L’industrie du séchage a mal résisté à cette brutale mutation de l’armement malgré les aides accordées par les Fonds Européens d’Orientation et de Garantie Agricole. Les deux tiers des entreprises artisanales bèglaises24 ne travaillant que de faibles tonnages selon la méthode traditionnelle durent fermer leurs portes par manque de matières premières. Celles qui s’adaptèrent financièrement traitaient de plus en plus des morues vertes venant d’Espagne, de Norvège, et des îles Féroé.

Une fois brossée, lavée et imprégnée de nouvelle saumure, la morue passait dans un tunnel maçonné parcouru d’air chaud (28 à 30 degrés) pulsé par des ventilateurs électriques. La vieille technique des pendilles25 trop dépendante des caprices climatiques et d’une main-d’œuvre importante était révolue.

Au milieu des années 1970, « la Pêche au Large » et « les Pêcheries de Bordeaux-Bassens », les deux concurrents, fusionnèrent pour former « la Société Nouvelle des Pêches Lointaines », la S.N.P.L, qui passa sous le contrôle du « groupe Barry-Rogliano-Salles », spécialisé dans le courtage maritime. Cette fusion reposa en partie sur la personnalité de Monsieur Domecq qui avait l’avantage de n’appartenir à aucun des deux armements. Elle disposait du Finlande, du Groenland, de l’Islande et du Jutland des « Pêcheries de Bordeaux-Bassens », et du Commandant Gué, du Pierre Vidal et du Victoria de « la Pêche au Large ». Un huitième bateau de Fécamp, le Joseph Duhamel, rejoignit la flottille qui devint le plus grand armement français de grande pêche.

Le congelé triomphait du salé par des techniques de pêche et de traitement automatiques du poisson.
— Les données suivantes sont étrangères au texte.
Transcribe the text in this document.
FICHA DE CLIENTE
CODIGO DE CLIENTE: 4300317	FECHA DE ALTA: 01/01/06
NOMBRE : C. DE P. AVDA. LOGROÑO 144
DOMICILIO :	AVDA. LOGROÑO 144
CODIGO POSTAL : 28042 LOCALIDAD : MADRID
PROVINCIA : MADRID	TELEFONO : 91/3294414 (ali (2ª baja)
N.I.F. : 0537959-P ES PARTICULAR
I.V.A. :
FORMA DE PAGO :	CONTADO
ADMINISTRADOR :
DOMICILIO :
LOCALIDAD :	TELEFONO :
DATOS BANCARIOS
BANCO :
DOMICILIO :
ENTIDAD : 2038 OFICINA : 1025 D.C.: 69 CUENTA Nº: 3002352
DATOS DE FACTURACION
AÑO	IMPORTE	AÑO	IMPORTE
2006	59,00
Les années 1980 furent marquées par des difficultés croissantes d’accès aux ressources biologiques, tous les pays riverains de l’Atlantique Nord instituaient au large de leurs côtes des zones économiques exclusives de 200 milles, à l’intérieur desquelles ils n’accordaient que des quotas parcimonieux aux navires étrangers. Réalisant les trois-quarts de son activité dans les eaux canadiennes, la S.N.P.L. s’efforça de redéployer ses navires dans l’océan Austral, autour de l’archipel de Kerguelen, et dans l’Atlantique Sud. Les résultats furent insuffisamment probants. Aussi, l’épuisement des stocks poussa les autorités canadiennes en 1988 à maintenir les quotas de pêche dans ses eaux territoriales, et donc à Terre-Neuve, décision sanctionnée par le tribunal de New York en 1992.

Ce moratoire rendit problématique la rentabilité des grands navires de pêche, et la « S.N.P.L » obligée de se délester de ses unités, prit le contrôle de « la Société Interpêche » de Saint-Pierre-et-Miquelon. Cette tentative se révéla illusoire, le Canada se montrant intransigeant sur les quotas. La S.N.P.L. vendit Interpêche au groupe espagnol « Pescanova », et mit un point final à la longue histoire morutière bordelaise.

En 1996, le commerce de la morue persistait à Bègles dans quatre entreprises, Jean Boyer Fils, Charron SARL, Rumeau Fish Trading, et Sar Océan. Cette dernière disposait d’une installation qui lui permettait de traiter 30 tonnes de morue par jour et 6 000 tonnes par an. Aujourd’hui, Sar Océan reste la dernière entreprise bèglaise de morue.